When it comes to mythical customer service stories, Nordstrom has one of the best ever. While it sounds too good to be true, two of Nordstrom's co-presidents promised a few years ago that it really happened.
It goes like this: A man walks into Nordstrom and says he wants to return a set of tires. A clerk looks at the price on the tires and promptly gives him his money.
The only problem is that Nordstrom doesn't sell tires. Never has. But the story endures as a symbol of the idea that at Nordstrom the customer is always right.
Now, however, it seems that neither that customer service reputation nor a bunch or other things that Nordstrom has reportedly been doing correctly is enough.
The company "invested heavily in e-commerce, didn't open too many cavernous stores, and has been quick to experiment with new types of shopping formats," reports The Wall Street Journal.
Yet it's doing just as poorly as other legacy retailers, and is expected to report disappointing sales and profits this week. And some members of Nordstrom's board have a theory as to why.
In short, go back to a word in the second sentence of this story: "co-presidents."
From 2000 to 2014, Nordstrom's president was Blake Nordstrom, great-grandson of the company's founder, John W. Nordstrom.

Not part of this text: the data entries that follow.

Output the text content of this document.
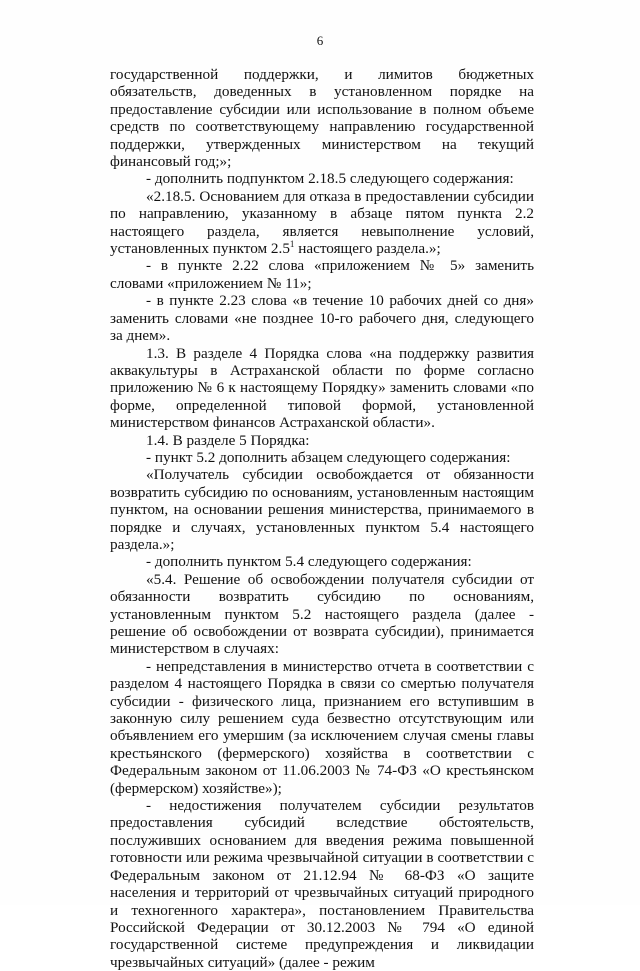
6

государственной поддержки, и лимитов бюджетных обязательств, доведенных в установленном порядке на предоставление субсидии или использование в полном объеме средств по соответствующему направлению государственной поддержки, утвержденных министерством на текущий финансовый год;»;

- дополнить подпунктом 2.18.5 следующего содержания:

«2.18.5. Основанием для отказа в предоставлении субсидии по направлению, указанному в абзаце пятом пункта 2.2 настоящего раздела, является невыполнение условий, установленных пунктом $2.5^1$ настоящего раздела.»;

- в пункте 2.22 слова «приложением № 5» заменить словами «приложением № 11»;

- в пункте 2.23 слова «в течение 10 рабочих дней со дня» заменить словами «не позднее 10-го рабочего дня, следующего за днем».

1.3. В разделе 4 Порядка слова «на поддержку развития аквакультуры в Астраханской области по форме согласно приложению № 6 к настоящему Порядку» заменить словами «по форме, определенной типовой формой, установленной министерством финансов Астраханской области».

1.4. В разделе 5 Порядка:

- пункт 5.2 дополнить абзацем следующего содержания:

«Получатель субсидии освобождается от обязанности возвратить субсидию по основаниям, установленным настоящим пунктом, на основании решения министерства, принимаемого в порядке и случаях, установленных пунктом 5.4 настоящего раздела.»;

- дополнить пунктом 5.4 следующего содержания:

«5.4. Решение об освобождении получателя субсидии от обязанности возвратить субсидию по основаниям, установленным пунктом 5.2 настоящего раздела (далее - решение об освобождении от возврата субсидии), принимается министерством в случаях:

- непредставления в министерство отчета в соответствии с разделом 4 настоящего Порядка в связи со смертью получателя субсидии - физического лица, признанием его вступившим в законную силу решением суда безвестно отсутствующим или объявлением его умершим (за исключением случая смены главы крестьянского (фермерского) хозяйства в соответствии с Федеральным законом от 11.06.2003 № 74-ФЗ «О крестьянском (фермерском) хозяйстве»);

- недостижения получателем субсидии результатов предоставления субсидий вследствие обстоятельств, послуживших основанием для введения режима повышенной готовности или режима чрезвычайной ситуации в соответствии с Федеральным законом от 21.12.94 № 68-ФЗ «О защите населения и территорий от чрезвычайных ситуаций природного и техногенного характера», постановлением Правительства Российской Федерации от 30.12.2003 № 794 «О единой государственной системе предупреждения и ликвидации чрезвычайных ситуаций» (далее - режим
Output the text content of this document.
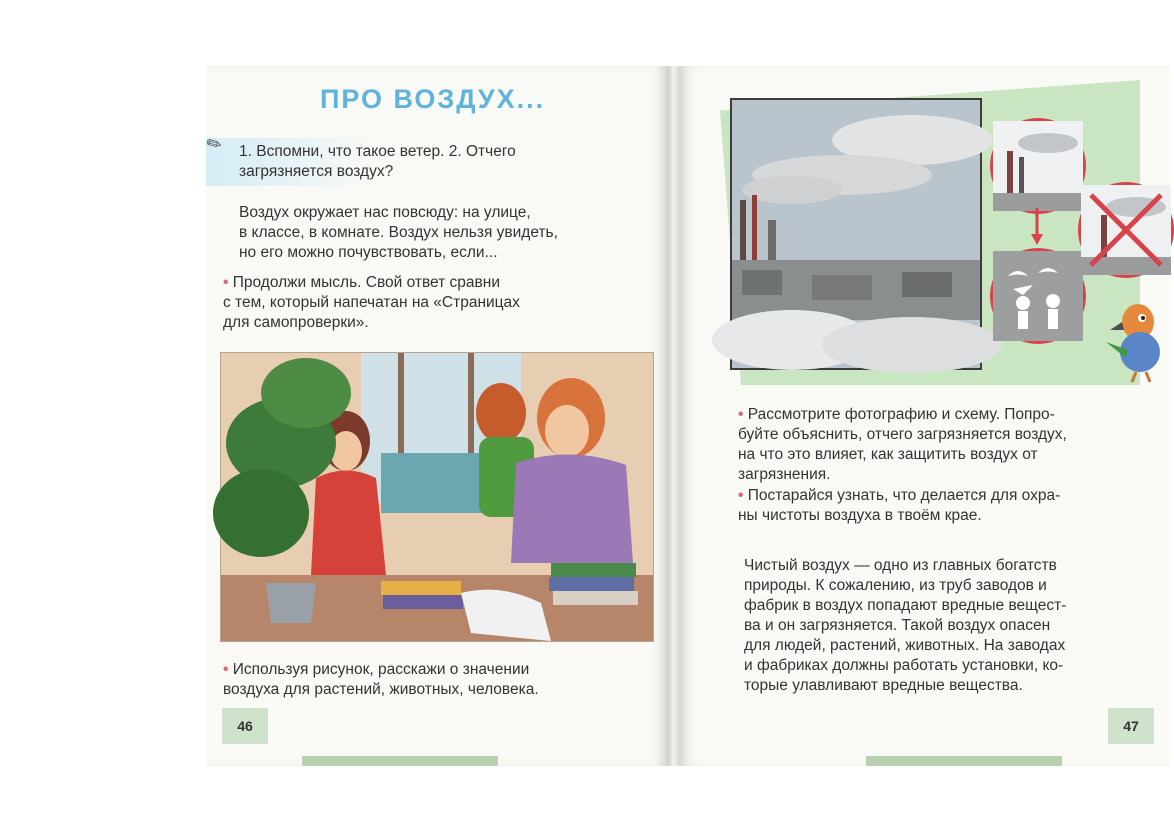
ПРО ВОЗДУХ...
✎ 1. Вспомни, что такое ветер. 2. Отчего
загрязняется воздух?
Воздух окружает нас повсюду: на улице,
в классе, в комнате. Воздух нельзя увидеть,
но его можно почувствовать, если...
• Продолжи мысль. Свой ответ сравни
с тем, который напечатан на «Страницах
для самопроверки».
• Используя рисунок, расскажи о значении
воздуха для растений, животных, человека.
46
• Рассмотрите фотографию и схему. Попро-
буйте объяснить, отчего загрязняется воздух,
на что это влияет, как защитить воздух от
загрязнения.
• Постарайся узнать, что делается для охра-
ны чистоты воздуха в твоём крае.
Чистый воздух — одно из главных богатств
природы. К сожалению, из труб заводов и
фабрик в воздух попадают вредные вещест-
ва и он загрязняется. Такой воздух опасен
для людей, растений, животных. На заводах
и фабриках должны работать установки, ко-
торые улавливают вредные вещества.
47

But then Blake's two brothers, Erik Nordstrom and Pete Nordstrom, were named co-presidents with him. Then, this past January, Blake Nordstrom died suddenly after a battle of cancer.
Suddenly, Erik and Pete were the two remaining co-presidents. According to the Journal, neither surviving brother is really 100 percent in charge.
In other words, nobody can tell you the name of the chief executive officer of Nordstrom, because there isn't one. Instead, Erik and Pete reportedly have divided most of the functions of a traditional CEO between them.
They "make all major decisions together," according to the Journal, "often hashing out issues in a Monday morning meeting so that they present a unified front when they sit down with the executive team later that day."
Result: a push by some company directors who want to replace the brothers with a single outsider. But the Journal suggests that's not likely to happen.
Now, I don't have insight into whether the co-presidency really is the problem. But it's a rare situation, as you might imagine, for a large company like Nordstrom to have co-presidents or co-CEOs.
As of five years ago, fewer than two dozen of the 500 biggest companies in America had tried the arrangement (and that doesn't even account for the additional factor that the co-presidents at Nordstrom are brothers).
I mean, would you imagine doing this with your business? The drawbacks seem obvious--from lack of clarity about who's in command, to tension between the co-leaders, to a potential for paralysis when you try to make big decisions.
Then again, as unusual as this is, it's not as unique as the "insane" situation that the company had 25 years ago, as described by former Nordstrom vice-president of finance Kathy Gersch.
During the 1990s, Nordstrom had six simultaneous related co-presidents, as various heirs to John W. Nordstrom shared the company.
They ultimately gave up power to a single CEO named John Whitaker, but he stayed for only three years.
"John had the clear support of the family and yet it was still a challenging dynamic," Gersch told the Journal.